Lautan kesadaran reformis tersebut harus disimpulkan penyebab kongkritnya,
sehingga bisa ditemukan bagaimana
mengobatinya agar menjadi kesadaran revolusioner dan dapat dimobilisasi untuk
memperjuangkan ideologi serta kepentingannya (bahkan tuntan reformis/mendesak
sekalipun). Bagaimana menghadapi dan mengatasi kenyataan kesadaran reformis
tersebut, apakah hanya kita didik terus sampai mereka paham? Ya bisa saja, tapi
lebih lama menyerapnya. Contohnya, pembangunan Taman Siswa (dalam pandangan
kolonial Belanda adalah sekolah-sekolah liar) yang didirikan Ki Hajar
Dewantara. Apabila tidak diletakkan dalam gerak perlawanan atau tindakan
politik massa, maka pendidikan-pendidikan tersebut akan lebih sulit membangun
massa sadar karena perjuangannya tidak menjadi nyata dirasakan dan disaksikan
oleh massa sendiri.
Kesadaran akan tuntutan
reformis tersebut didorong (baca: diorganisir) menjadi tindakan (baca:
mobilisasi) politik massa (yang meluas, membesar dan menguat) dalam
memperjuangkan tuntutan-tuntuannya
(ekonomis sekalipun), berupa mobilisasi-mobilisasi massa yang menuntut.
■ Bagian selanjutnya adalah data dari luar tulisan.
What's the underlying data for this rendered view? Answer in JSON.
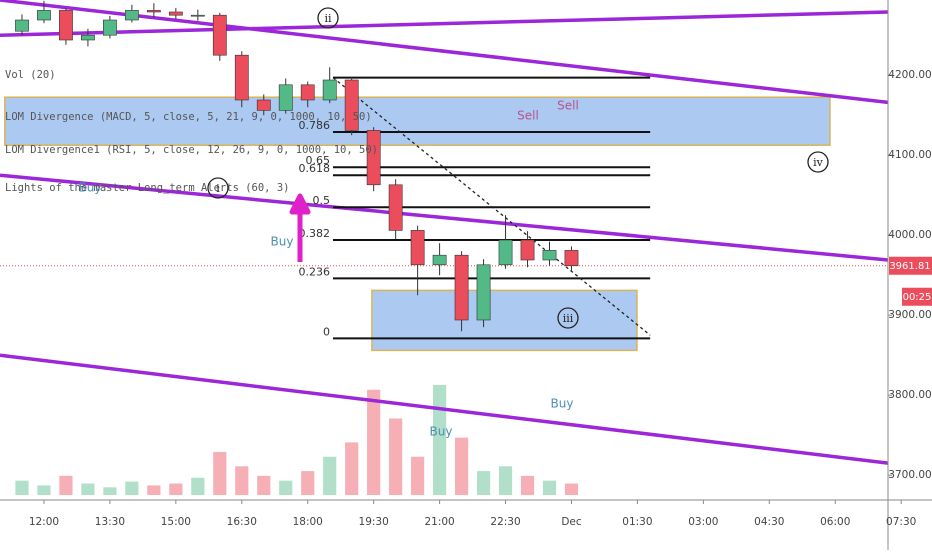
{
  "chart_data": {
    "type": "candlestick",
    "indicator_labels": [
      "Vol (20)",
      "LOM Divergence (MACD, 5, close, 5, 21, 9, 0, 1000, 10, 50)",
      "LOM Divergence1 (RSI, 5, close, 12, 26, 9, 0, 1000, 10, 50)",
      "Lights of the master Long_term Alerts (60, 3)"
    ],
    "x": [
      11.5,
      12,
      12.5,
      13,
      13.5,
      14,
      14.5,
      15,
      15.5,
      16,
      16.5,
      17,
      17.5,
      18,
      18.5,
      19,
      19.5,
      20,
      20.5,
      21,
      21.5,
      22,
      22.5,
      23,
      23.5,
      24
    ],
    "open": [
      4255,
      4269,
      4281,
      4244,
      4250,
      4269,
      4281,
      4279,
      4275,
      4275,
      4225,
      4169,
      4156,
      4188,
      4169,
      4194,
      4131,
      4063,
      4006,
      3963,
      3975,
      3894,
      3963,
      3994,
      3969,
      3981
    ],
    "high": [
      4276,
      4293,
      4284,
      4258,
      4274,
      4288,
      4290,
      4284,
      4282,
      4278,
      4230,
      4176,
      4196,
      4192,
      4210,
      4198,
      4135,
      4070,
      4012,
      3990,
      3980,
      3970,
      4025,
      4005,
      3992,
      3986
    ],
    "low": [
      4250,
      4265,
      4238,
      4236,
      4246,
      4266,
      4272,
      4270,
      4268,
      4218,
      4160,
      4150,
      4152,
      4160,
      4165,
      4125,
      4055,
      3995,
      3925,
      3950,
      3880,
      3885,
      3958,
      3960,
      3962,
      3955
    ],
    "close": [
      4269,
      4281,
      4244,
      4250,
      4269,
      4281,
      4279,
      4275,
      4275,
      4225,
      4169,
      4156,
      4188,
      4169,
      4194,
      4131,
      4063,
      4006,
      3963,
      3975,
      3894,
      3963,
      3994,
      3969,
      3981,
      3961.81
    ],
    "volume": [
      15,
      10,
      20,
      12,
      8,
      14,
      10,
      12,
      18,
      45,
      30,
      20,
      15,
      25,
      40,
      55,
      110,
      80,
      40,
      115,
      60,
      25,
      30,
      20,
      15,
      12
    ],
    "xlim": [
      11,
      31.2
    ],
    "ylim": [
      3669,
      4294
    ],
    "xticks": [
      {
        "value": 12,
        "label": "12:00"
      },
      {
        "value": 13.5,
        "label": "13:30"
      },
      {
        "value": 15,
        "label": "15:00"
      },
      {
        "value": 16.5,
        "label": "16:30"
      },
      {
        "value": 18,
        "label": "18:00"
      },
      {
        "value": 19.5,
        "label": "19:30"
      },
      {
        "value": 21,
        "label": "21:00"
      },
      {
        "value": 22.5,
        "label": "22:30"
      },
      {
        "value": 24,
        "label": "Dec"
      },
      {
        "value": 25.5,
        "label": "01:30"
      },
      {
        "value": 27,
        "label": "03:00"
      },
      {
        "value": 28.5,
        "label": "04:30"
      },
      {
        "value": 30,
        "label": "06:00"
      },
      {
        "value": 31.5,
        "label": "07:30"
      }
    ],
    "yticks": [
      {
        "value": 3700,
        "label": "3700.00"
      },
      {
        "value": 3800,
        "label": "3800.00"
      },
      {
        "value": 3900,
        "label": "3900.00"
      },
      {
        "value": 4000,
        "label": "4000.00"
      },
      {
        "value": 4100,
        "label": "4100.00"
      },
      {
        "value": 4200,
        "label": "4200.00"
      }
    ],
    "grid": false,
    "up_color": "#53b987",
    "down_color": "#eb4d5c",
    "trendline_color": "#9c27d8",
    "trendlines": [
      {
        "x": [
          11,
          31.2
        ],
        "y": [
          4250,
          4279
        ]
      },
      {
        "x": [
          11,
          31.2
        ],
        "y": [
          4294,
          4166
        ]
      },
      {
        "x": [
          11,
          31.2
        ],
        "y": [
          4075,
          3969
        ]
      },
      {
        "x": [
          11,
          31.2
        ],
        "y": [
          3850,
          3715
        ]
      }
    ],
    "dotted_line": {
      "x": [
        18.575,
        25.79
      ],
      "y": [
        4197,
        3875
      ]
    },
    "zone_color": "#90b8ec",
    "zones": [
      {
        "x": [
          11.11,
          29.88
        ],
        "y": [
          4172.5,
          4112.5
        ]
      },
      {
        "x": [
          19.46,
          25.49
        ],
        "y": [
          3931,
          3856
        ]
      }
    ],
    "fib_x": [
      18.575,
      25.79
    ],
    "fib_levels": [
      {
        "price": 4197
      },
      {
        "label": "0.786",
        "price": 4129
      },
      {
        "label": "0.65",
        "price": 4085
      },
      {
        "label": "0.618",
        "price": 4075
      },
      {
        "label": "0.5",
        "price": 4035
      },
      {
        "label": "0.382",
        "price": 3994
      },
      {
        "label": "0.236",
        "price": 3946
      },
      {
        "label": "0",
        "price": 3871
      }
    ],
    "annotations": [
      "Sell",
      "Sell",
      "Buy",
      "Buy",
      "Buy",
      "Buy"
    ],
    "wave_labels": [
      "ii",
      "iv",
      "iii",
      "i"
    ],
    "last_price": 3961.81,
    "countdown": "00:25"
  }
}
Wadah-wadah rakyat yang bertujuan untuk menuntut harus terus menerus diperluas
dan disatukan, bahkan persoalan-persoalan mendesak (dan tidak mendesak) lainnya
yang belum jelas bagi rakyat harus diungkapkan dan ditunjukan kepada massa
(saking banyaknya persoalan, sehingga kadang saling tumpang-tindihnya tak
terlihat, tak kasat mata, misalnya: pengamen yang selalu diburu trantib bisa lalai
atas persoalan kesehatan dan pendidikan anaknya; dan sebagainya). Segala
persoalan mendesak rakyat ini harus terus diolah menjadi basis perlawanan
rakyat. Rakyat harus bergerak untuk menuntut atau memperjuangkan
kesejahteraannya, dengan metode proletar dalam bentuk: aksi massa.
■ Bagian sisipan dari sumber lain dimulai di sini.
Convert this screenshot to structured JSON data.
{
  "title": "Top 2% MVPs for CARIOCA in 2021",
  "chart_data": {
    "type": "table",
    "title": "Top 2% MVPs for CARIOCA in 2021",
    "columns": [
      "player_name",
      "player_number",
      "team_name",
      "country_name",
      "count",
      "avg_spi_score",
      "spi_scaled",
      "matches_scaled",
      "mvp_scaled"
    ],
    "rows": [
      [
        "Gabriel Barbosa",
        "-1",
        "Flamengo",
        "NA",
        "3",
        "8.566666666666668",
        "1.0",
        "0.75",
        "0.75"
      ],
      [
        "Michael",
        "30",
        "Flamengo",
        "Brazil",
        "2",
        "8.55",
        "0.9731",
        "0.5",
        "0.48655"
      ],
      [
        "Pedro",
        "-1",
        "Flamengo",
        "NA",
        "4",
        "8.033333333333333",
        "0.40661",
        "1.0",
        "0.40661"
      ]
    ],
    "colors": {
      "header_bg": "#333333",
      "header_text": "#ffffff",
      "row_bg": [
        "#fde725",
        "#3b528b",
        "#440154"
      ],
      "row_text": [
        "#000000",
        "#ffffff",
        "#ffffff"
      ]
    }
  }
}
Tapi harus diingat, setiap
perlawanan ekonomis dan reformis tersebut tidak boleh dilepaskan dari
kompartemen sosialisme dan kesadaran sejati. Massa sadar atau kader sosialis
harus terus menjadi bagian dari setiap gerak massa ekonomis ini. Kompartemen
sosialis tersebut harus membesar dan terus membesar, walaupun awalnya kecil.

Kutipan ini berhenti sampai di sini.